38% of small charities providing inaccuarte financial information – report

Almost 40% of small charities are providing incorrect financial information in their annual returns, according to a Charity Commission report.

In a review of a sample of charities, 38% of charities with incomes below £25,000 per annum were found to be submitting inaccurate data.

Small charities make up two thirds of all charities on the register and basic information on income and expenditure is the only financial information most are routinely required to provide to the commission, it said.

In the sample of charities with incomes over £25,000, income and expenditure figures were 90% accurate.

Larger charities, with incomes over £500,000, must provide more information and in this sample, the commission found a 95% accuracy rate for their balance sheet figures, but income and expenditure analyses were just over 80% accurate.

The Charity Commission, which regulates charities in England and Wales, has concluded that many charities task someone with insufficient knowledge of their organisation’s accounts with completing their annual return figures, resulting in errors.

Nigel Davies, head of accountancy services at the Charity Commission, said: “Not providing accurate financial information is misleading and can have an impact on public trust.

“People want to know how charities spend their money, so this result is clearly not good enough.”

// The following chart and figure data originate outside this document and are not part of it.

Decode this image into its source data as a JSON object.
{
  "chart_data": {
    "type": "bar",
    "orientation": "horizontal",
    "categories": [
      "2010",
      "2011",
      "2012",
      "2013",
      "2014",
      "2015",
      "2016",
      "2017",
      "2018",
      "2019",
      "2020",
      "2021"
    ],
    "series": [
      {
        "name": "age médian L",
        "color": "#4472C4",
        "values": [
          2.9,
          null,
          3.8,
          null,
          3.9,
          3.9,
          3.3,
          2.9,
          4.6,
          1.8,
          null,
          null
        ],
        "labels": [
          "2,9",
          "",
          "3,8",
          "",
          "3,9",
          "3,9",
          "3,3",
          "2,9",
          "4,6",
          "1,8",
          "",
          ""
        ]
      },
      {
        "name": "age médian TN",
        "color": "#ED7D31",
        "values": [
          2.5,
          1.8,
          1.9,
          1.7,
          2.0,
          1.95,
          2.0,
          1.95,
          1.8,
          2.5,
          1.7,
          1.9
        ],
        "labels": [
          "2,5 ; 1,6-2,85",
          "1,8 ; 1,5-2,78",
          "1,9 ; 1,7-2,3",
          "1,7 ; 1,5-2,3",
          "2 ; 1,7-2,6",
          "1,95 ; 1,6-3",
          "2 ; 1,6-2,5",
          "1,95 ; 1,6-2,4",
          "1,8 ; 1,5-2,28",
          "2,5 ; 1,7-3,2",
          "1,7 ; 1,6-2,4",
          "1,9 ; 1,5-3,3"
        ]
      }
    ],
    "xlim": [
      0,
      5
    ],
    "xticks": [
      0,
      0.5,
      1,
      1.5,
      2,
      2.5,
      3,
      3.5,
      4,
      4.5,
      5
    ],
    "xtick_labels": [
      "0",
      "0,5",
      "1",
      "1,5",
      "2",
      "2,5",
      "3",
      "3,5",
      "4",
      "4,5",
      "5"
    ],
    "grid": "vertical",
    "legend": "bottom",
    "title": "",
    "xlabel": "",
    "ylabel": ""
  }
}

The commission checked the accuracy of financial information provided by its samples of charities in their annual returns by comparing it with their accounts.

In April 2017, it selected two random samples of around 100 charities that had filed their 2015 annual returns or annual updates.

One sample was of 106 charities that had reported an income of £25,000 or more, and the other of 110 charities that had reported an income of less than £25,000.

In January 2018, the commission also selected a random sample of 106 charities that had reported an income over £500,000 in their 2016 annual returns.